The Nigerian naira advanced the most since November 2003 as oil companies and the Central Bank of Nigeria increased sales of foreign exchange. The currency appreciated 4.2 percent to 178.90 per dollar.
The pound touched a more than one-year low after Bank of England policy makers maintained the benchmark interest rate at a record-low 0.5 percent today, in line with the forecast of all 42 economists in a Bloomberg survey.
Sterling fell 0.1 percent to $1.5090 after reaching $1.5035, the lowest level since July 2013.
The dollar gained after jobless claims decreased by 4,000 to 294,000 in the week ended Jan. 3, the Labor Department said in Washington. The median forecast in a Bloomberg survey called for a decline to 290,000. Separate reports tomorrow will show employers added 240,000 workers and the jobless rate fell to a 6 1/2-year low of 5.7 percent in December.
“Over 2015 and through 2016, we have an investment strategy of being broadly long of U.S. dollars,” Sue Trinh, senior currency strategist at Royal Bank of Canada in Hong Kong, said of bets for the greenback to strengthen in a Bloomberg Television interview. “That will get more legs, especially as the first Federal Reserve rate hike comes onto the radar.” The bank forecasts the dollar to gain to 132 yen in 2015, she said, a level last seen in 2002.
There’s a 58 percent likelihood the U.S. Federal Reserve will raise its target federal funds rate from a zero-to-0.25 percent range to at least 0.5 percent by September, futures data compiled by Bloomberg show.

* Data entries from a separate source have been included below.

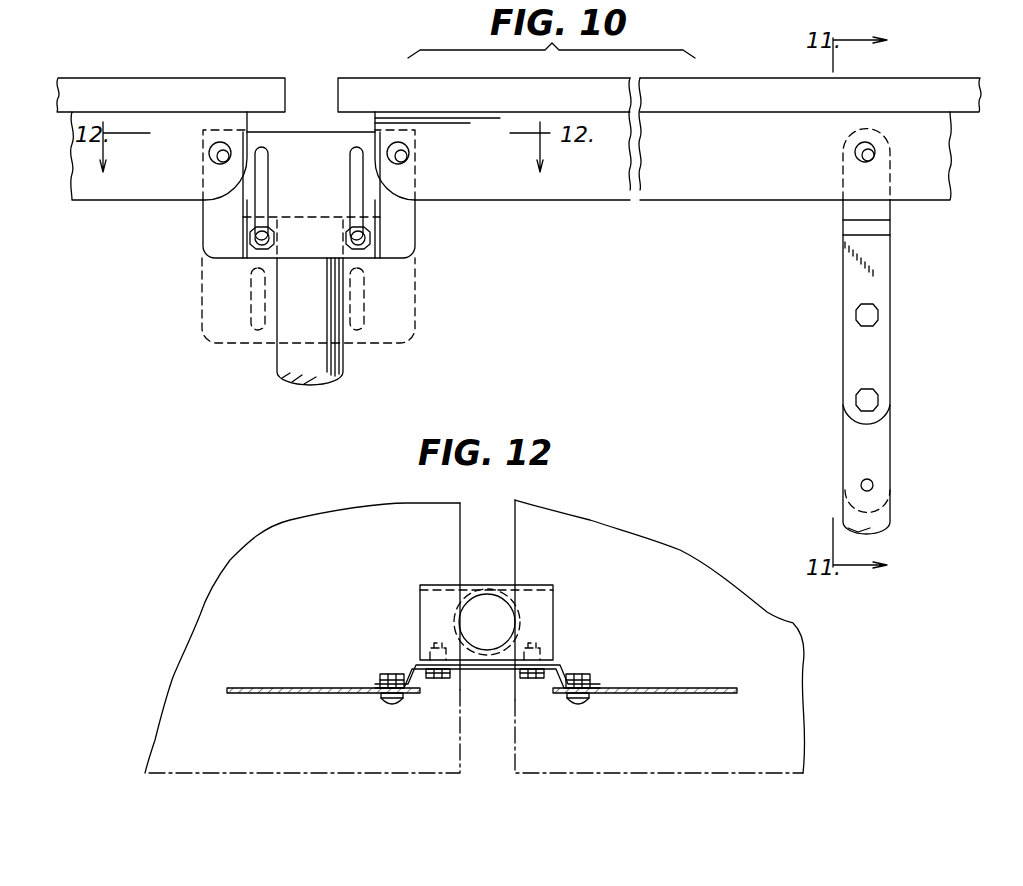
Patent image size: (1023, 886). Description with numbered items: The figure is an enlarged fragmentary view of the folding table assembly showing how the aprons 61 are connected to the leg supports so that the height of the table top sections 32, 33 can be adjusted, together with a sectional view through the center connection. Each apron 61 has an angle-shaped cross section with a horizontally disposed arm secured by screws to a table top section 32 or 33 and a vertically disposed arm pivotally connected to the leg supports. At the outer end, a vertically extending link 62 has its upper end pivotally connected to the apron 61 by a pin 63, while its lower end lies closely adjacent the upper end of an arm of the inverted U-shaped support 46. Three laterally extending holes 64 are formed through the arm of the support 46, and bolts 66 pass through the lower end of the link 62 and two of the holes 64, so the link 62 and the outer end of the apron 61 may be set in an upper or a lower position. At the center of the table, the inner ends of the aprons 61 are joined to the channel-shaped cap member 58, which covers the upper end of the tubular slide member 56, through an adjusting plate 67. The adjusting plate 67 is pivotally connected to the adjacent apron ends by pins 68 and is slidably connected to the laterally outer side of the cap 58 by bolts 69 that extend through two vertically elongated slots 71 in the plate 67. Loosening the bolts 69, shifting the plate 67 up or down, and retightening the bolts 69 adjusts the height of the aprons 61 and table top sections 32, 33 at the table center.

In FIG. 10, the table top section 32 is at (173, 88).
In FIG. 12, the table top section 32 is at (285, 740).
In FIG. 10, the table top section 33 is at (722, 88).
In FIG. 12, the table top section 33 is at (752, 750).
In FIG. 10, the inverted U-shaped support 46 is at (885, 518).
In FIG. 10, the tubular slide member 56 is at (334, 377).
In FIG. 12, the channel-shaped cap member 58 is at (553, 618).
In FIG. 10, the apron 61 is at (128, 202).
In FIG. 12, the apron 61 is at (260, 688).
In FIG. 10, the link 62 is at (892, 262).
In FIG. 10, the pin 63 is at (877, 150).
In FIG. 10, the hole 64 is at (873, 483).
In FIG. 10, the bolt 66 is at (858, 400).
In FIG. 10, the adjusting plate 67 is at (412, 223).
In FIG. 12, the adjusting plate 67 is at (562, 666).
In FIG. 10, the pin 68 is at (209, 153).
In FIG. 12, the pin 68 is at (390, 705).
In FIG. 10, the bolt 69 is at (354, 232).
In FIG. 12, the bolt 69 is at (530, 679).
In FIG. 10, the vertically elongated slot 71 is at (352, 165).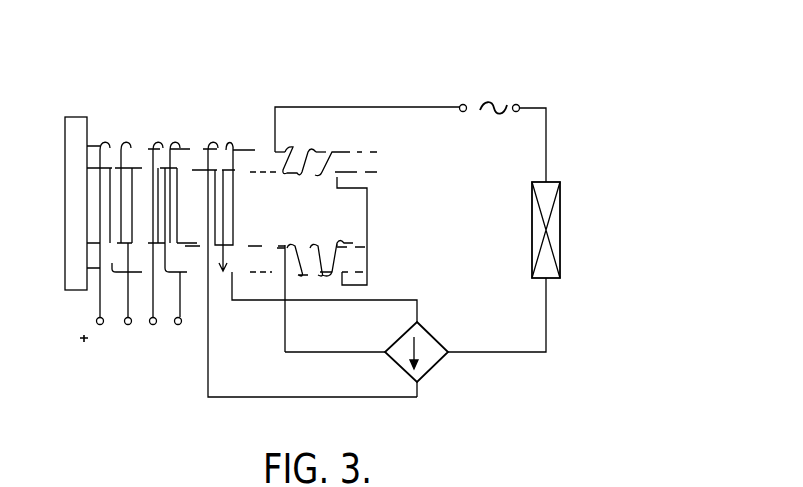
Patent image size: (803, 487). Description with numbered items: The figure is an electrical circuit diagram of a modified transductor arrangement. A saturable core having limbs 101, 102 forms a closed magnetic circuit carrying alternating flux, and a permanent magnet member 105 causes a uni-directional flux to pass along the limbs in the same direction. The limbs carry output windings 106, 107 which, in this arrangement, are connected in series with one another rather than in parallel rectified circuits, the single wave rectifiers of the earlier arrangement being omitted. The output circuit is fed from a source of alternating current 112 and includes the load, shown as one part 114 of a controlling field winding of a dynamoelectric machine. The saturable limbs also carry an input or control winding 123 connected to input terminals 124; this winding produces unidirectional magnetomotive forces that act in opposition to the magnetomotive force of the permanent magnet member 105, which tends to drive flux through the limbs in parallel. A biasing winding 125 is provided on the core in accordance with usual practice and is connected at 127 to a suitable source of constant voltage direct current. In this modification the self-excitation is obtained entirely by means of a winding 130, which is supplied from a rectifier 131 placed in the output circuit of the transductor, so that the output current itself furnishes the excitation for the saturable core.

The saturable core limb 101 is at (243, 160).
The saturable core limb 102 is at (258, 258).
The permanent magnet member 105 is at (80, 124).
The output winding 106 is at (333, 147).
The output winding 107 is at (337, 243).
The source of alternating current 112 is at (517, 104).
The part of controlling field winding 114 is at (557, 232).
The input or control winding 123 is at (122, 140).
The input terminals 124 is at (101, 325).
The biasing winding 125 is at (173, 140).
The biasing winding connection 127 is at (154, 325).
The self-excitation winding 130 is at (228, 140).
The rectifier 131 is at (460, 408).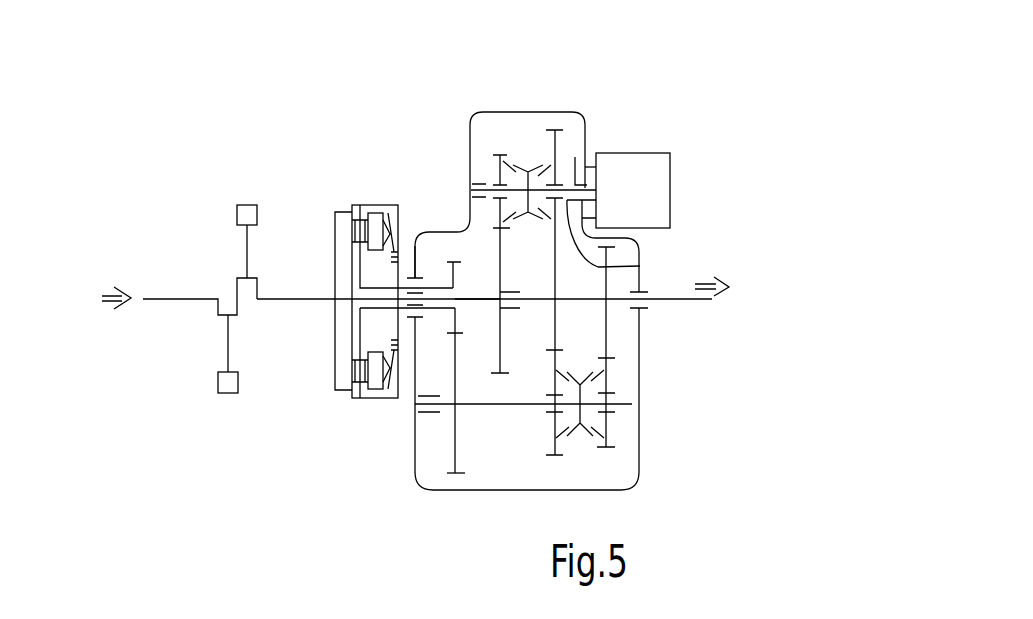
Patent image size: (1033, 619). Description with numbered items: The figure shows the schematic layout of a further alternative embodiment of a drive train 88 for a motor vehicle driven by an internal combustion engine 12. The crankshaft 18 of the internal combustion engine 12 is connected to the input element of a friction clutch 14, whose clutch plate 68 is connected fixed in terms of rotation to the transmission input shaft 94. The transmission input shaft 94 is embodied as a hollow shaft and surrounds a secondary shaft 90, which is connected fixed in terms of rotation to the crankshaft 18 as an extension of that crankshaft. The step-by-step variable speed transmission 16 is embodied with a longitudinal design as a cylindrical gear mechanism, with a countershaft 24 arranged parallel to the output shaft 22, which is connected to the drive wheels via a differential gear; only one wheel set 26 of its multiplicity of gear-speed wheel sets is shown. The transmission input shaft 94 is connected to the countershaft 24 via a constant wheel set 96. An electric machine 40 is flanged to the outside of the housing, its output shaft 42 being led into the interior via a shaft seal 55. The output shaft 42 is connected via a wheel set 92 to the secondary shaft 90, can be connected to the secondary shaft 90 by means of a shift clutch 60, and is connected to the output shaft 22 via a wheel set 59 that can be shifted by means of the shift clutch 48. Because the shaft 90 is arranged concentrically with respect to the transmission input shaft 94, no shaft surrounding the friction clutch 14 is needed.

The drive train 88 is at (193, 175).
The internal combustion engine 12 is at (218, 307).
The crankshaft 18 is at (302, 297).
The friction clutch 14 is at (364, 361).
The clutch plate 68 is at (363, 382).
The transmission input shaft 94 is at (470, 299).
The secondary shaft 90 is at (479, 299).
The step-by-step variable speed transmission 16 is at (663, 407).
The wheel set 92 is at (495, 145).
The wheel set 59 is at (562, 150).
The shift clutch 60 is at (522, 157).
The shift clutch 48 is at (539, 148).
The shaft seal 55 is at (583, 157).
The electric machine 40 is at (672, 185).
The output shaft of the electric machine 42 is at (640, 265).
The output shaft 22 is at (665, 300).
The countershaft 24 is at (492, 405).
The wheel set 26 is at (453, 450).
The constant wheel set 96 is at (458, 480).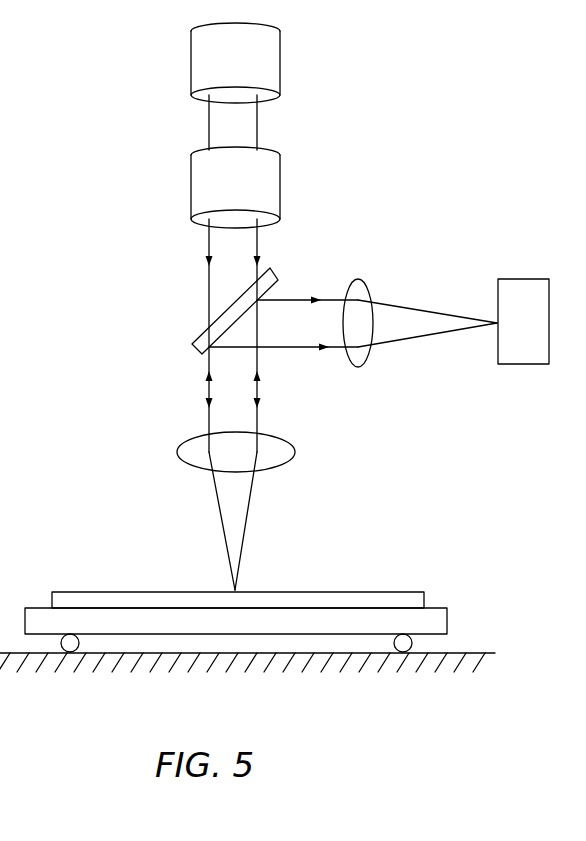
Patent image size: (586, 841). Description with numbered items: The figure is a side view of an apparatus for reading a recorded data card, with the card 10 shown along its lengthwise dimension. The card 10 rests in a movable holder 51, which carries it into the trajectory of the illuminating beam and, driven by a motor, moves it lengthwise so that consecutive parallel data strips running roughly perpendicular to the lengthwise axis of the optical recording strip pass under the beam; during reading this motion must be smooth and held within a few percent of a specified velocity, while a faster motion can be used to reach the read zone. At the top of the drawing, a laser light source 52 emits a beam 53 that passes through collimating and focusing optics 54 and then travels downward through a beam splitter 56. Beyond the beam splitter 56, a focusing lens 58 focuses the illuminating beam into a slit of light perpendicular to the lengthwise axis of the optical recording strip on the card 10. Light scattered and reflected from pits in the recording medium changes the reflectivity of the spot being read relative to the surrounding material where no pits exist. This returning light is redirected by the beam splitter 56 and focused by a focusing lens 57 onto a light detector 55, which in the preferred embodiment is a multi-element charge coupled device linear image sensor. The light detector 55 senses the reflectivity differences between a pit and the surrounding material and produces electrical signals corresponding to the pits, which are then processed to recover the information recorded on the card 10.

The card 10 is at (394, 592).
The movable holder 51 is at (441, 608).
The laser light source 52 is at (280, 63).
The beam 53 is at (245, 123).
The collimating and focusing optics 54 is at (270, 184).
The light detector 55 is at (510, 286).
The beam splitter 56 is at (200, 337).
The focusing lens 57 is at (358, 288).
The focusing lens 58 is at (273, 443).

Europe’s 19-nation currency depreciated against most major peers as Draghi, in a letter to European Parliament lawmaker Luke Flanagan, echoed his remarks made after the Governing Council’s last monetary-policy meeting on Dec. 4. ECB staff are preparing a stimulus package for officials to consider at their next meeting on Jan. 22.
‘You’re in an environment of diverging central banks,’’ Georgette Boele, a currency strategist at ABN Amro Bank NV in Amsterdam, said by phone. “The ECB will be pressured more to do quantitative easing and to ease aggressively.”
The currency dropped earlier as German factory orders slid 2.4 percent after a revised increase of 2.9 percent in October, the Economy Ministry said. Analysts predicted a decline of 0.8 percent. Producer prices in the currency union dropped 0.3 percent from October, according to the European Union’s statistics office, versus a forecast decline of 0.1 percent.